Lui desidera raggiungere credibilità, autenticità — niente di artificiale. Andreas Magdanz è un fotografo dell'ovvio e della sensualità. Si avvicina all'immagine con fotografie morbide, equilibrate e intime. Cambia molto poco e lascia che la luce, come l'anima della fotografia, abbia la propria forza, senza ridurla a una semplice funzione di prerequisito tecnico inevitabile. Conferisce autorità e significato alla luce disponibile così come al soggetto. Per onestà, vengono usati solo pochi effetti di riempimento della luce e quasi mai un flash: gli arrangiamenti, le pose e le manipolazioni non sono in primo piano. Per questo motivo, Andreas Magdanz è uno dei pochi fotografi che rinuncia agli effetti a buon mercato e che, al contrario, cerca di lasciare spazio all'immaginazione e alla memoria degli osservatori.

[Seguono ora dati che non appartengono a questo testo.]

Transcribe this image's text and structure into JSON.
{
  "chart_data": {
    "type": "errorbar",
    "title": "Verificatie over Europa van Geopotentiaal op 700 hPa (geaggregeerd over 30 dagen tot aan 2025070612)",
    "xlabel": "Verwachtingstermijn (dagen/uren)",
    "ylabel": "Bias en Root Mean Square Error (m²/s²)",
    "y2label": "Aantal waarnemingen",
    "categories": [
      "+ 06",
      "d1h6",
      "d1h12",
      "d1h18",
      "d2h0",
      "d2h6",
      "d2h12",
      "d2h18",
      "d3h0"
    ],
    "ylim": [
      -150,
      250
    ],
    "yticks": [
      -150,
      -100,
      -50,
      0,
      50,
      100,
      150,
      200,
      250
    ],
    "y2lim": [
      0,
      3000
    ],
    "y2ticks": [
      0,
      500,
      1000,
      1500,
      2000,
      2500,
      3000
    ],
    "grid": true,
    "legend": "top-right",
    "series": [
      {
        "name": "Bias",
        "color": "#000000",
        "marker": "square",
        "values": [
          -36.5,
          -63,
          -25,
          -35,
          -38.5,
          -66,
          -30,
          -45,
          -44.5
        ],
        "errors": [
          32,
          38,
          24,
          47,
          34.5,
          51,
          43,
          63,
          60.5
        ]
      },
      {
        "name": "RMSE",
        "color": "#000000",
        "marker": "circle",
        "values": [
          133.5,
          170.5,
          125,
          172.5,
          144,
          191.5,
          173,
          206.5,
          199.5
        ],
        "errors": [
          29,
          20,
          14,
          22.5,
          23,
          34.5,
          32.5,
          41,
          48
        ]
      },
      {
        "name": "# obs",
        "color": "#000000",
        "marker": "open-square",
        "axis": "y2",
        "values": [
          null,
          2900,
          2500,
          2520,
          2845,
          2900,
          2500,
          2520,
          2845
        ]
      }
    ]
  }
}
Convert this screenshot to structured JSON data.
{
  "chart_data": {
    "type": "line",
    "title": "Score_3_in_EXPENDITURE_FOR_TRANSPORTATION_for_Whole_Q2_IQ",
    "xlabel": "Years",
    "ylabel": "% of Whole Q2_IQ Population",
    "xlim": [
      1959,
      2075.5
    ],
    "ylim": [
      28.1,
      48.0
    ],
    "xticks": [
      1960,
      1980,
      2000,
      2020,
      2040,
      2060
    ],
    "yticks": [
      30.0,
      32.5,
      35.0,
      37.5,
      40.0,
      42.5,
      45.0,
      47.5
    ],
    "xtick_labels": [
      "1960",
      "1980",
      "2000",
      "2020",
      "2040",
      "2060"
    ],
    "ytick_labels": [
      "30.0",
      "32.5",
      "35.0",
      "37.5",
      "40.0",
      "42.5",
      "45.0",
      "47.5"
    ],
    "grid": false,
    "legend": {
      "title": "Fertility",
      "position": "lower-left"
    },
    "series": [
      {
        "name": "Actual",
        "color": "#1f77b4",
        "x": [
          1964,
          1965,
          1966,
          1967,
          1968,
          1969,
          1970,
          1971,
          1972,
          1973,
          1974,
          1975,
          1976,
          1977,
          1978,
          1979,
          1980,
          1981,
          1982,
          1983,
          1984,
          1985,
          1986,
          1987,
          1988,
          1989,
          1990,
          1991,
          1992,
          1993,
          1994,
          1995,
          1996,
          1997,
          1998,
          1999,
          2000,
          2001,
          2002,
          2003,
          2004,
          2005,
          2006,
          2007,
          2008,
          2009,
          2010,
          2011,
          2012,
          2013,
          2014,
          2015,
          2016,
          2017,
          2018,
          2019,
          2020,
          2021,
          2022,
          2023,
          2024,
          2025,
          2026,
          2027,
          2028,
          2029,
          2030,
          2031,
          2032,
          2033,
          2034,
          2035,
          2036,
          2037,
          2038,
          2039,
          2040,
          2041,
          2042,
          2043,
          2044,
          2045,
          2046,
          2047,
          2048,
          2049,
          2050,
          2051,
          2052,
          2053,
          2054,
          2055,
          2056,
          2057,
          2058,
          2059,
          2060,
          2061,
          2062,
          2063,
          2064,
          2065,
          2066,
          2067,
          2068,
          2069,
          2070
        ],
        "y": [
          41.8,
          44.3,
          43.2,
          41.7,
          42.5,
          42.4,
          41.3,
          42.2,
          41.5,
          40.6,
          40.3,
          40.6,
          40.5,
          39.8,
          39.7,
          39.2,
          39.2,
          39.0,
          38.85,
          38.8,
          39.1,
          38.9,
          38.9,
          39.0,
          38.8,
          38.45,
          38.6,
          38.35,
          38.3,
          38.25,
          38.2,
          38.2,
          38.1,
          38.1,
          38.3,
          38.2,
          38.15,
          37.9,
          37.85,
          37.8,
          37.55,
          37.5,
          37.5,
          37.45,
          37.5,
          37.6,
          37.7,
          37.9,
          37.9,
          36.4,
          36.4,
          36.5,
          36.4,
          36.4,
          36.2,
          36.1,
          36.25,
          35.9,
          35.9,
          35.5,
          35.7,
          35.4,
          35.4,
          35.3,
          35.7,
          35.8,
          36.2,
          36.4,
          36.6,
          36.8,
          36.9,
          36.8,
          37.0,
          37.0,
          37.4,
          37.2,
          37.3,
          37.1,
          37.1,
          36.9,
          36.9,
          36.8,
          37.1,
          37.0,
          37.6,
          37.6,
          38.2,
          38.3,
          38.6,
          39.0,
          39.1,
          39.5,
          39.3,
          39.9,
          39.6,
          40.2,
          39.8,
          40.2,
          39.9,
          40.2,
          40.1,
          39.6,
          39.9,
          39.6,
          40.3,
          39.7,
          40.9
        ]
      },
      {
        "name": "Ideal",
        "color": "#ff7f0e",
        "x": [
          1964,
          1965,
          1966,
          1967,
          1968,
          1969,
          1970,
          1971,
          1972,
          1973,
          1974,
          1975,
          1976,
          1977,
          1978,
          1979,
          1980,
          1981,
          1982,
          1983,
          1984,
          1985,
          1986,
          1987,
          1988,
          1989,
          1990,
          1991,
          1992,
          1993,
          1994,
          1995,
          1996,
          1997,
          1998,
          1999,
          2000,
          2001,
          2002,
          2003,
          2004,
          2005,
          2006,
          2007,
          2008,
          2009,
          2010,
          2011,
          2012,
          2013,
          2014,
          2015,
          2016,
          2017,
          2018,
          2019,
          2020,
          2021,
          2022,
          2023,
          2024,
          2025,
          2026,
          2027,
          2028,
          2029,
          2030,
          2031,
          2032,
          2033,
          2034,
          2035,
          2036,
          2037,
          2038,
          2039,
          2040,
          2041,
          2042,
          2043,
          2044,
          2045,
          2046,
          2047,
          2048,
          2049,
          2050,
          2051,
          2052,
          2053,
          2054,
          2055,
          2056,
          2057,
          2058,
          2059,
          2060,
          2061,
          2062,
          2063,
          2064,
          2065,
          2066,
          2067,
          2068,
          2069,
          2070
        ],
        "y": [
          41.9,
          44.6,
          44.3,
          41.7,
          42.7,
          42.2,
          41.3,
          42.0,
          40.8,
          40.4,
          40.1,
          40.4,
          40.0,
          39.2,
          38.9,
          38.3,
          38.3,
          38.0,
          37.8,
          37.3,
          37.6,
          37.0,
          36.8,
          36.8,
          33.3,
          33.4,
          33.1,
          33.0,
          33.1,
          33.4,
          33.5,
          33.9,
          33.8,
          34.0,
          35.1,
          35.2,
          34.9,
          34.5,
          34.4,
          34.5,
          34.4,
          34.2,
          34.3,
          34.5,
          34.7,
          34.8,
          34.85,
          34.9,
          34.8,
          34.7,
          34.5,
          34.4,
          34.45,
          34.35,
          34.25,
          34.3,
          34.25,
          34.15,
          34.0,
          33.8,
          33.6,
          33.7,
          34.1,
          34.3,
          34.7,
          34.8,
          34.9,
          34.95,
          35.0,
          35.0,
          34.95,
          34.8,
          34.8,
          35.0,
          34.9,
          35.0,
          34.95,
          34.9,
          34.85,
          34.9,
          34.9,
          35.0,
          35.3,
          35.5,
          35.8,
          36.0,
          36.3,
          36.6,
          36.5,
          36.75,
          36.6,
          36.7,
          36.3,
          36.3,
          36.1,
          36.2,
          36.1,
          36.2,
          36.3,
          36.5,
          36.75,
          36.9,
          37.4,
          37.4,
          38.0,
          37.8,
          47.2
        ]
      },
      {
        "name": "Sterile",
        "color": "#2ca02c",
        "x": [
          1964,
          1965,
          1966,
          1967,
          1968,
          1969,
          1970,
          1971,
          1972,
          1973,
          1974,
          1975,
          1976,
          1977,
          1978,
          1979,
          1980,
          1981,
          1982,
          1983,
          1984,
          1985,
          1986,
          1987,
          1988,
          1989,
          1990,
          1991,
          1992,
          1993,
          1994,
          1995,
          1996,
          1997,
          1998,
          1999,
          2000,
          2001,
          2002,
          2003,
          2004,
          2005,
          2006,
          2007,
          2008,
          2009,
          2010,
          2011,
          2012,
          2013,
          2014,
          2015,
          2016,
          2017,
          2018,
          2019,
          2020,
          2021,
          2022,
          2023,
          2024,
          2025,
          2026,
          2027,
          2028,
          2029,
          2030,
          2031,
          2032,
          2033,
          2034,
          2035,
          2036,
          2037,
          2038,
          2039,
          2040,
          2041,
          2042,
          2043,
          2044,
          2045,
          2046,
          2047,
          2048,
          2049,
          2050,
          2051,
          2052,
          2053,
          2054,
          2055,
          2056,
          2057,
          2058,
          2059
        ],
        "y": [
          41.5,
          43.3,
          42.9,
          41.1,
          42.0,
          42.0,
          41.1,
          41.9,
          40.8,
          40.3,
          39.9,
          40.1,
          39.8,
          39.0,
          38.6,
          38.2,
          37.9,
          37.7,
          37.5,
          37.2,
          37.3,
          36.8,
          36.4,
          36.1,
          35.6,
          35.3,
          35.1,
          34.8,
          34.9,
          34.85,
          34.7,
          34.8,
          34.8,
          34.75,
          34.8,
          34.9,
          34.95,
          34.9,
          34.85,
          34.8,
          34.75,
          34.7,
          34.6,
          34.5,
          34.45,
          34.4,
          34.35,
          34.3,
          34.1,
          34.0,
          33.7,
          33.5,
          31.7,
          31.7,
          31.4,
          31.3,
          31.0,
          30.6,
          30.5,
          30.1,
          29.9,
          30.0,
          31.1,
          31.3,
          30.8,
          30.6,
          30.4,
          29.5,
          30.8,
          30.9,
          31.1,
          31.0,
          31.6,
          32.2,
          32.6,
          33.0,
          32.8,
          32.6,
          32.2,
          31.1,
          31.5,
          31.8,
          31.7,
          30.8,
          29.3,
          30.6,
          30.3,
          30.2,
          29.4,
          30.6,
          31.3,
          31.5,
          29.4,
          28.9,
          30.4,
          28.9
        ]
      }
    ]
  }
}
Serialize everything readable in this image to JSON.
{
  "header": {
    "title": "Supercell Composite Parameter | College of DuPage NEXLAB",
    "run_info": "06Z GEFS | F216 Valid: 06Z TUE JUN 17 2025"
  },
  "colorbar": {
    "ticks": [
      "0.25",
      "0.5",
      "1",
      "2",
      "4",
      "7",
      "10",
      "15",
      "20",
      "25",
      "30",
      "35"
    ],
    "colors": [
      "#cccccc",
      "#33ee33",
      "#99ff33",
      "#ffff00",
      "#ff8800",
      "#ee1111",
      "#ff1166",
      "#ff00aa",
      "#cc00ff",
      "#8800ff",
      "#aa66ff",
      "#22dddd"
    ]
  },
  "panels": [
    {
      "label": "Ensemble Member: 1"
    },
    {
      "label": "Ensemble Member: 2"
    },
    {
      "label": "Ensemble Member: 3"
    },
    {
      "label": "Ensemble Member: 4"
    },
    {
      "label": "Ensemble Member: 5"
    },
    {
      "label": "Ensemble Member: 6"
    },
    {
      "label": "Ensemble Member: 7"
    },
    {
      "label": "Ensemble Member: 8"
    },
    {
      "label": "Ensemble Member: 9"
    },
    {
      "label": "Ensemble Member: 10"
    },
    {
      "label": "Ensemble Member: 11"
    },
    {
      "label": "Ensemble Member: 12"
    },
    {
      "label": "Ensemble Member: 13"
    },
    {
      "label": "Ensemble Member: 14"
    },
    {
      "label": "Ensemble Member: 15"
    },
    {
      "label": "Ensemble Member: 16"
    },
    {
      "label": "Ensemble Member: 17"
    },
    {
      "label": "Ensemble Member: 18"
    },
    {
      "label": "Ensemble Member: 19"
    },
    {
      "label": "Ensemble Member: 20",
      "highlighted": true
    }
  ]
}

No, non ha mai scattato una foto di sé stesso, almeno una che possa essere mostrata, dice Andreas Magdanz. Tuttavia, ce n'è una: scattata durante il suo tour fotografico in bicicletta attraverso l'Eifel. La sua ombra sulla strada mentre pedala. È ovvio che non sia molto interessato a fotografare il suo volto. Semplicemente, perché non è ancora soddisfatto di sé, delle circostanze o del suo lavoro. Parla continuamente del suo amore per la natura e, tuttavia, le sue fotografie di persone sono molto più intense e a volte i suoi ritratti di persone al lavoro o nel loro luogo di lavoro sono addirittura mozzafiato: un negozio in Irlanda, donne al lavoro in una fabbrica di cioccolato, il padre in un monastero, un negozio a Monschau chiamato Egypt Basar. C'è solo una foto di sé stesso che gli piace davvero, e questa si trova in un video. Questo video è stato girato come sottoprodotto dal suo professore Wilhelm Schürmann e mostra come è lui, senza luci particolari o effetti speciali.